Eu
era uma mãe chata. Pelo menos era assim que era vista, como uma mãe muito
chata, porque cuidava do meu filho. E estavam sempre todos a pôr-me mil
defeitos, porque não o deixava assim, porque não o deixava assado, porque isto
e porque aquilo, mas todos queriam desmandar ou mandar na minha maneira de ser
“mãe”. Mas nunca me deixei levar pelos comentários nem pelas vozes dos outros.
O meu filho era responsabilidade minha e só minha. Portanto, família, amigos,
ninguém tinha que se meter na maneira como eu educava o meu filho.
Uma
vez, estando de férias nos Açores, era uma noite de verão e fomos visitar uns
amigos, amigos do peito, que viviam perto de Ponta Delgada. Eles tinham um
filho com quinze anos e uma menina com três anos. Era muito grande a diferença
de idades entre ambos, por isso aquela menina era tratada como uma princesa. E
a São, a minha amiga, não fugia à regra de achar que eu era muito chata como
mãe.
Estava
uma noite de Agosto muito quente e fomos desinquietá-los para virem connsco até
à marginal, apanhar um pouco de ar fresco, mas eles não estavam para aí
virados. O meu filho tinha nessa altura cinco anos e ele e a menina, a Catarina,
logo começaram a brincar um com o outro, como é normal. E como não se largavam
um do outro, convencemos os pais preguiçosos a deixarem vir a menina connosco
para fazer companhia ao Henrique e brincarem mais um pouco. A São chamou-me à
parte e quase em segredo disse que não deixava a Catarina aos cuidados de
ninguém, porque aquela menina era um presente da vida. Apareceu quando eles já
não pensavam mais em ter filhos. E de repente vem a Catarina e foi um alegria e
tanto. E então, continuando a conversa quase secreta, confessou-me que
excepcionalmente a deixaria ir porque era comigo e sabia que comigo estava bem
entregue.
Entendi
o recado. E percebi o contrassenso da questão. Então, para cuidar do meu
próprio filho eu era sempre tida como muito chata, mas para cuidar da filha
dela já não era. Só ia comigo porque sabia como eu era cuidadosa, era essa a
palavra. E que comigo ela sabia que estava bem entregue. Esta vida tem coisas
curiosas. E lá fomos passear na avenida marginal, cheia de gente, onde as crianças
brincaram, correram, riram e gritaram até à hora de ir levar a Catarina a casa.
Um
dia a minha prima-irmã, bem mais irmã do que prima porque fomos criadas juntas
e que era uma das primeiras a criticar-me e sempre a repreender-me porque eu
era muito chata para o meu filho, teve que se ausentar para África, onde ela
fazia trabalhos de campo, na qualidade de antropóloga. Ela é bastante mais nova
do que eu e nessa altura tinha o primeiro filho, o Afonso, com precisamente
nove meses. Desde que ele nascera ainda nunca se tinha separado dele. Mas aí
estava um trabalho do qual não gostaria de abdicar. E como resolver o problema?

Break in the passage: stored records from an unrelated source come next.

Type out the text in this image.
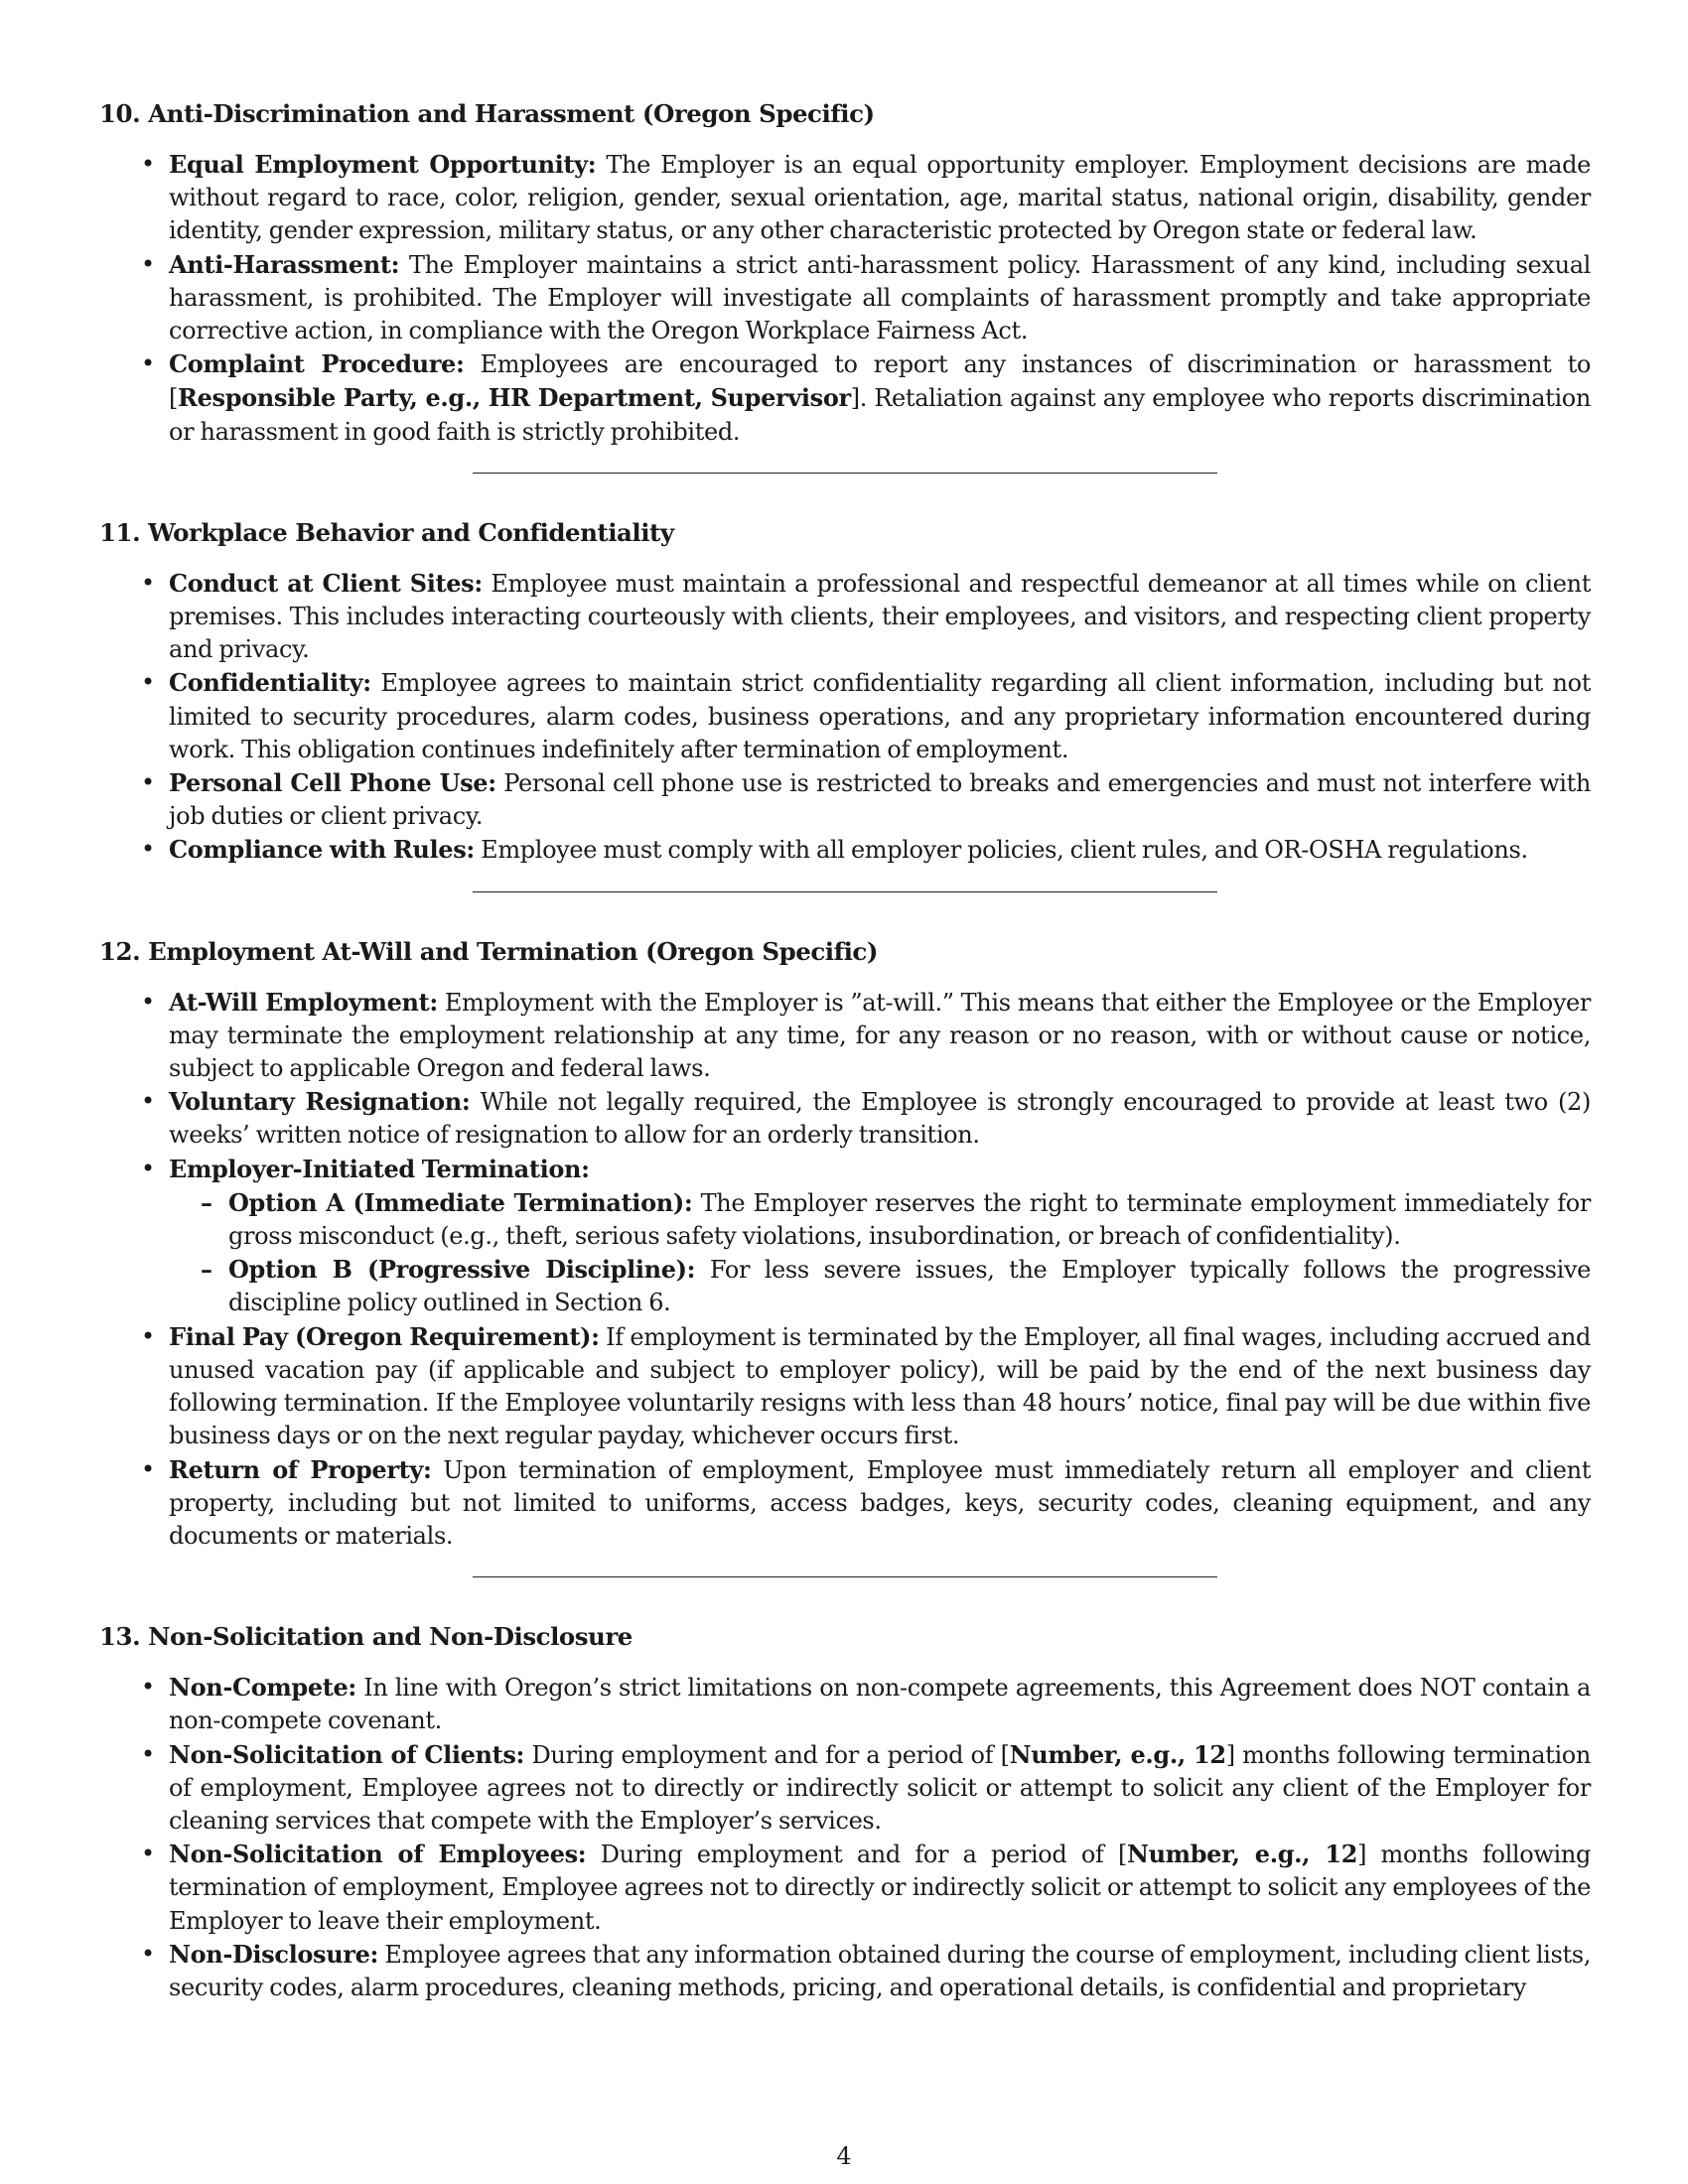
10. Anti-Discrimination and Harassment (Oregon Specific)
• Equal Employment Opportunity: The Employer is an equal opportunity employer. Employment decisions are made without regard to race, color, religion, gender, sexual orientation, age, marital status, national origin, disability, gender identity, gender expression, military status, or any other characteristic protected by Oregon state or federal law.
• Anti-Harassment: The Employer maintains a strict anti-harassment policy. Harassment of any kind, including sexual harassment, is prohibited. The Employer will investigate all complaints of harassment promptly and take appropriate corrective action, in compliance with the Oregon Workplace Fairness Act.
• Complaint Procedure: Employees are encouraged to report any instances of discrimination or harassment to [Responsible Party, e.g., HR Department, Supervisor]. Retaliation against any employee who reports discrimination or harassment in good faith is strictly prohibited.
11. Workplace Behavior and Confidentiality
• Conduct at Client Sites: Employee must maintain a professional and respectful demeanor at all times while on client premises. This includes interacting courteously with clients, their employees, and visitors, and respecting client property and privacy.
• Confidentiality: Employee agrees to maintain strict confidentiality regarding all client information, including but not limited to security procedures, alarm codes, business operations, and any proprietary information encountered during work. This obligation continues indefinitely after termination of employment.
• Personal Cell Phone Use: Personal cell phone use is restricted to breaks and emergencies and must not interfere with job duties or client privacy.
• Compliance with Rules: Employee must comply with all employer policies, client rules, and OR-OSHA regulations.
12. Employment At-Will and Termination (Oregon Specific)
• At-Will Employment: Employment with the Employer is ”at-will.” This means that either the Employee or the Employer may terminate the employment relationship at any time, for any reason or no reason, with or without cause or notice, subject to applicable Oregon and federal laws.
• Voluntary Resignation: While not legally required, the Employee is strongly encouraged to provide at least two (2) weeks’ written notice of resignation to allow for an orderly transition.
• Employer-Initiated Termination:
– Option A (Immediate Termination): The Employer reserves the right to terminate employment immediately for gross misconduct (e.g., theft, serious safety violations, insubordination, or breach of confidentiality).
– Option B (Progressive Discipline): For less severe issues, the Employer typically follows the progressive discipline policy outlined in Section 6.
• Final Pay (Oregon Requirement): If employment is terminated by the Employer, all final wages, including accrued and unused vacation pay (if applicable and subject to employer policy), will be paid by the end of the next business day following termination. If the Employee voluntarily resigns with less than 48 hours’ notice, final pay will be due within five business days or on the next regular payday, whichever occurs first.
• Return of Property: Upon termination of employment, Employee must immediately return all employer and client property, including but not limited to uniforms, access badges, keys, security codes, cleaning equipment, and any documents or materials.
13. Non-Solicitation and Non-Disclosure
• Non-Compete: In line with Oregon’s strict limitations on non-compete agreements, this Agreement does NOT contain a non-compete covenant.
• Non-Solicitation of Clients: During employment and for a period of [Number, e.g., 12] months following termination of employment, Employee agrees not to directly or indirectly solicit or attempt to solicit any client of the Employer for cleaning services that compete with the Employer’s services.
• Non-Solicitation of Employees: During employment and for a period of [Number, e.g., 12] months following termination of employment, Employee agrees not to directly or indirectly solicit or attempt to solicit any employees of the Employer to leave their employment.
• Non-Disclosure: Employee agrees that any information obtained during the course of employment, including client lists, security codes, alarm procedures, cleaning methods, pricing, and operational details, is confidential and proprietary
4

Ela tinha uma empregada o dia inteiro em casa com quem o Afonso ficava até ela
ou o pai chegarem, mas para o deixar sem ela, só com o pai, era complicado.
Deixá-lo com os avós era uma hipótese, mas apenas se não houvesse outra melhor.
A quem é que ela recorreu? Pois é, telefonou-me porque precisava de falar
comigo, contou-me que tinha que ir para a Guiné, mas só podia ir com o filhote
bem entregue para poder ficar completamente descansada. E na verdade eu era a
única pessoa em quem ela podia confiar plenamente. Eram nove dias fora de casa.
E tinha que ser eu, só eu e mais ninguém. Pois é, mas não podia ser. Eu
trabalhava e não podia ficar em casa a cuidar do filho dela. Nunca pude com o
meu ia ser com o dela? Ficou com os avós e ficou muito bem.
As
pessoas são estranhas. Para cuidar do meu filho era muito isto, muito aquilo,
mas para os delas era a única em quem confiar. Fantástico! Afinal era uma mãe
chata ou era apenas uma mãe cuidadosa?!